Ritesh Mehta of IndieWire graded the film a B, writing that "Any weaknesses lie more in the slightly tired general themes Ma explores. The Mother and the Bear doesn't bring a lot of new material to the familiar narrative of parents becoming enlightened towards their child's sexuality. Even the story engine about the discovery of online dating and the chain of cutesy indiscretions that follows doesn't feel particularly novel. After all, Canada has already given global audiences a series worth of laughs at the expense of ajummas, in Kim's Convenience. Though perhaps that's an unfair comparison; maybe it's because we've chuckled alongside that CBC sitcom, or absorbed the pathos of intergenerational Asian journeys (towards the old country) in films like Return to Seoul and The Farewell, that we're able to better appreciate the subtle intermingling of comedy and drama that Ma and Kim bring about in The Mother and the Bear."
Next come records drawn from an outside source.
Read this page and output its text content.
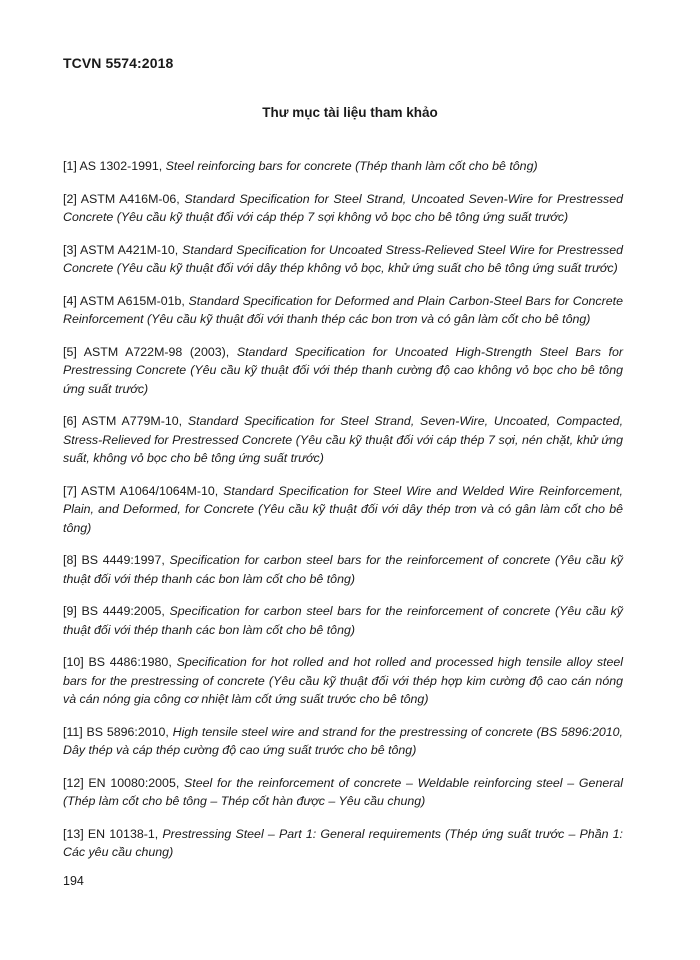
TCVN 5574:2018
Thư mục tài liệu tham khảo

[1] AS 1302-1991, Steel reinforcing bars for concrete (Thép thanh làm cốt cho bê tông)

[2] ASTM A416M-06, Standard Specification for Steel Strand, Uncoated Seven-Wire for Prestressed Concrete (Yêu cầu kỹ thuật đối với cáp thép 7 sợi không vỏ bọc cho bê tông ứng suất trước)

[3] ASTM A421M-10, Standard Specification for Uncoated Stress-Relieved Steel Wire for Prestressed Concrete (Yêu cầu kỹ thuật đối với dây thép không vỏ bọc, khử ứng suất cho bê tông ứng suất trước)

[4] ASTM A615M-01b, Standard Specification for Deformed and Plain Carbon-Steel Bars for Concrete Reinforcement (Yêu cầu kỹ thuật đối với thanh thép các bon trơn và có gân làm cốt cho bê tông)

[5] ASTM A722M-98 (2003), Standard Specification for Uncoated High-Strength Steel Bars for Prestressing Concrete (Yêu cầu kỹ thuật đối với thép thanh cường độ cao không vỏ bọc cho bê tông ứng suất trước)

[6] ASTM A779M-10, Standard Specification for Steel Strand, Seven-Wire, Uncoated, Compacted, Stress-Relieved for Prestressed Concrete (Yêu cầu kỹ thuật đối với cáp thép 7 sợi, nén chặt, khử ứng suất, không vỏ bọc cho bê tông ứng suất trước)

[7] ASTM A1064/1064M-10, Standard Specification for Steel Wire and Welded Wire Reinforcement, Plain, and Deformed, for Concrete (Yêu cầu kỹ thuật đối với dây thép trơn và có gân làm cốt cho bê tông)

[8] BS 4449:1997, Specification for carbon steel bars for the reinforcement of concrete (Yêu cầu kỹ thuật đối với thép thanh các bon làm cốt cho bê tông)

[9] BS 4449:2005, Specification for carbon steel bars for the reinforcement of concrete (Yêu cầu kỹ thuật đối với thép thanh các bon làm cốt cho bê tông)

[10] BS 4486:1980, Specification for hot rolled and hot rolled and processed high tensile alloy steel bars for the prestressing of concrete (Yêu cầu kỹ thuật đối với thép hợp kim cường độ cao cán nóng và cán nóng gia công cơ nhiệt làm cốt ứng suất trước cho bê tông)

[11] BS 5896:2010, High tensile steel wire and strand for the prestressing of concrete (BS 5896:2010, Dây thép và cáp thép cường độ cao ứng suất trước cho bê tông)

[12] EN 10080:2005, Steel for the reinforcement of concrete – Weldable reinforcing steel – General (Thép làm cốt cho bê tông – Thép cốt hàn được – Yêu cầu chung)

[13] EN 10138-1, Prestressing Steel – Part 1: General requirements (Thép ứng suất trước – Phần 1: Các yêu cầu chung)

194
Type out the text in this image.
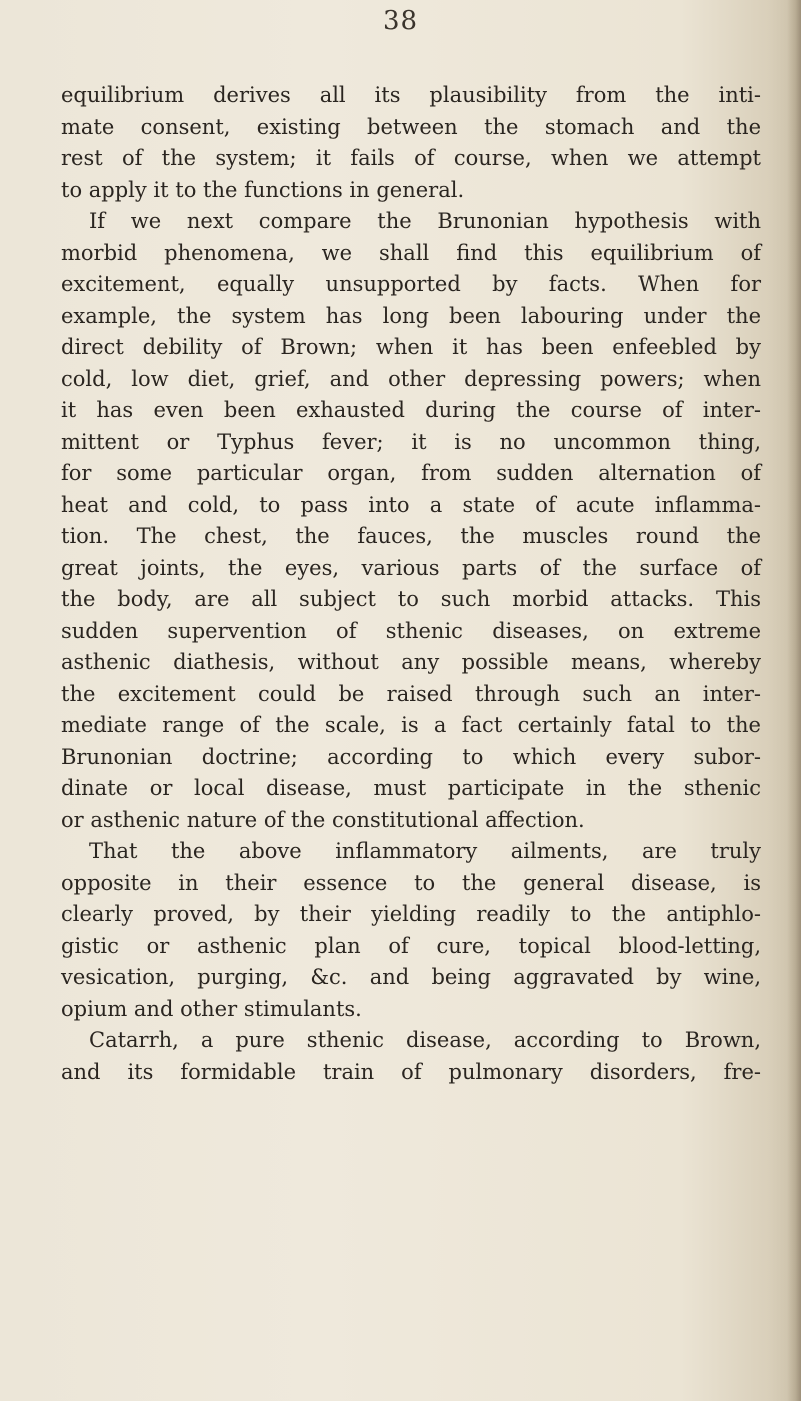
38
equilibrium derives all its plausibility from the inti-
mate consent, existing between the stomach and the
rest of the system; it fails of course, when we attempt
to apply it to the functions in general.
If we next compare the Brunonian hypothesis with
morbid phenomena, we shall find this equilibrium of
excitement, equally unsupported by facts. When for
example, the system has long been labouring under the
direct debility of Brown; when it has been enfeebled by
cold, low diet, grief, and other depressing powers; when
it has even been exhausted during the course of inter-
mittent or Typhus fever; it is no uncommon thing,
for some particular organ, from sudden alternation of
heat and cold, to pass into a state of acute inflamma-
tion. The chest, the fauces, the muscles round the
great joints, the eyes, various parts of the surface of
the body, are all subject to such morbid attacks. This
sudden supervention of sthenic diseases, on extreme
asthenic diathesis, without any possible means, whereby
the excitement could be raised through such an inter-
mediate range of the scale, is a fact certainly fatal to the
Brunonian doctrine; according to which every subor-
dinate or local disease, must participate in the sthenic
or asthenic nature of the constitutional affection.
That the above inflammatory ailments, are truly
opposite in their essence to the general disease, is
clearly proved, by their yielding readily to the antiphlo-
gistic or asthenic plan of cure, topical blood-letting,
vesication, purging, &c. and being aggravated by wine,
opium and other stimulants.
Catarrh, a pure sthenic disease, according to Brown,
and its formidable train of pulmonary disorders, fre-
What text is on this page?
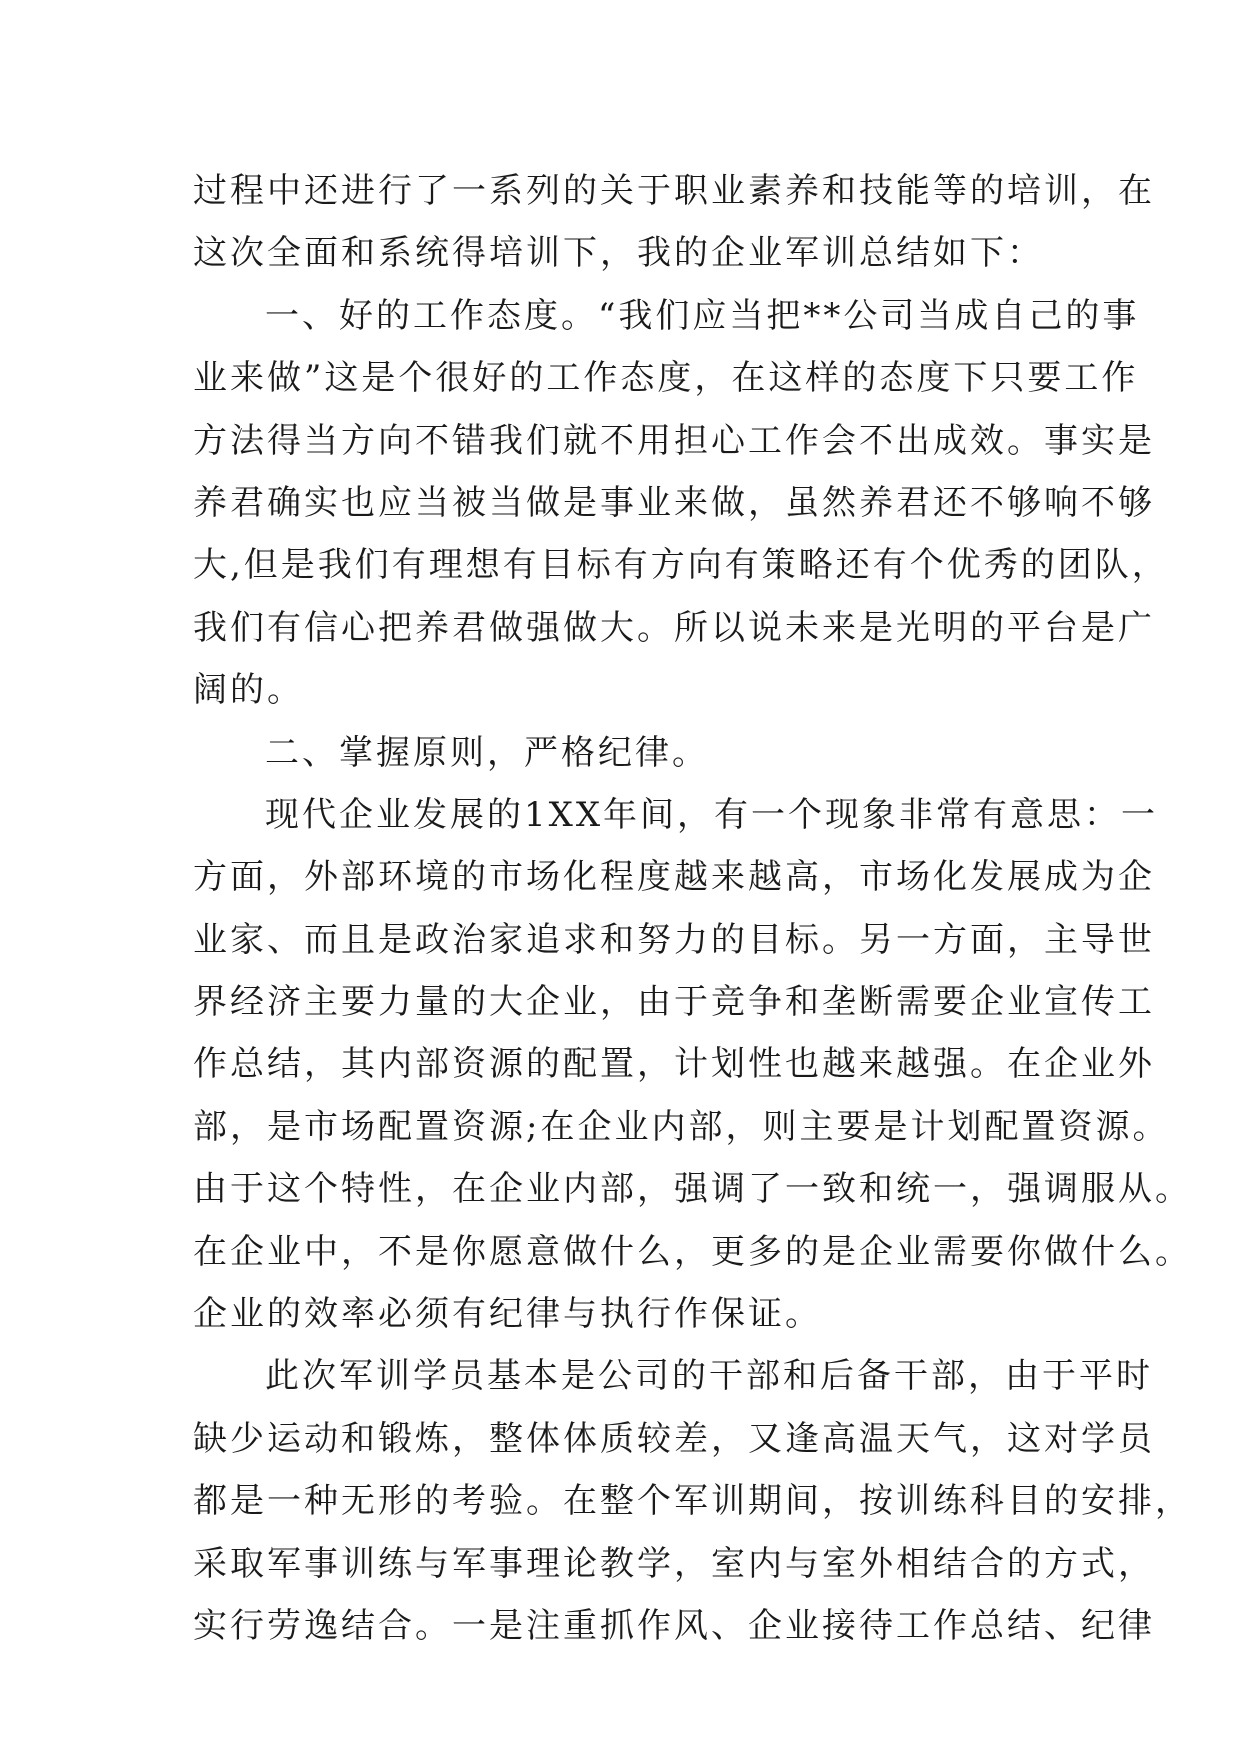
过程中还进行了一系列的关于职业素养和技能等的培训，在
这次全面和系统得培训下，我的企业军训总结如下：
一、好的工作态度。“我们应当把**公司当成自己的事
业来做”这是个很好的工作态度，在这样的态度下只要工作
方法得当方向不错我们就不用担心工作会不出成效。事实是
养君确实也应当被当做是事业来做，虽然养君还不够响不够
大,但是我们有理想有目标有方向有策略还有个优秀的团队，
我们有信心把养君做强做大。所以说未来是光明的平台是广
阔的。
二、掌握原则，严格纪律。
现代企业发展的1XX年间，有一个现象非常有意思：一
方面，外部环境的市场化程度越来越高，市场化发展成为企
业家、而且是政治家追求和努力的目标。另一方面，主导世
界经济主要力量的大企业，由于竞争和垄断需要企业宣传工
作总结，其内部资源的配置，计划性也越来越强。在企业外
部，是市场配置资源;在企业内部，则主要是计划配置资源。
由于这个特性，在企业内部，强调了一致和统一，强调服从。
在企业中，不是你愿意做什么，更多的是企业需要你做什么。
企业的效率必须有纪律与执行作保证。
此次军训学员基本是公司的干部和后备干部，由于平时
缺少运动和锻炼，整体体质较差，又逢高温天气，这对学员
都是一种无形的考验。在整个军训期间，按训练科目的安排，
采取军事训练与军事理论教学，室内与室外相结合的方式，
实行劳逸结合。一是注重抓作风、企业接待工作总结、纪律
Kristy Strouse of Film Inquiry wrote "The Mother and the Bear is a charming and whimsical story brimming with enduring adventures, and self-discovery...Some of the narrative doesn't stand itself apart from other films with similar stories, but Johnny Ma delivers a story that blends comedy and drama with genuine care."

==Awards==
At Cinéfest, the film won the award for Outstanding Canadian Feature.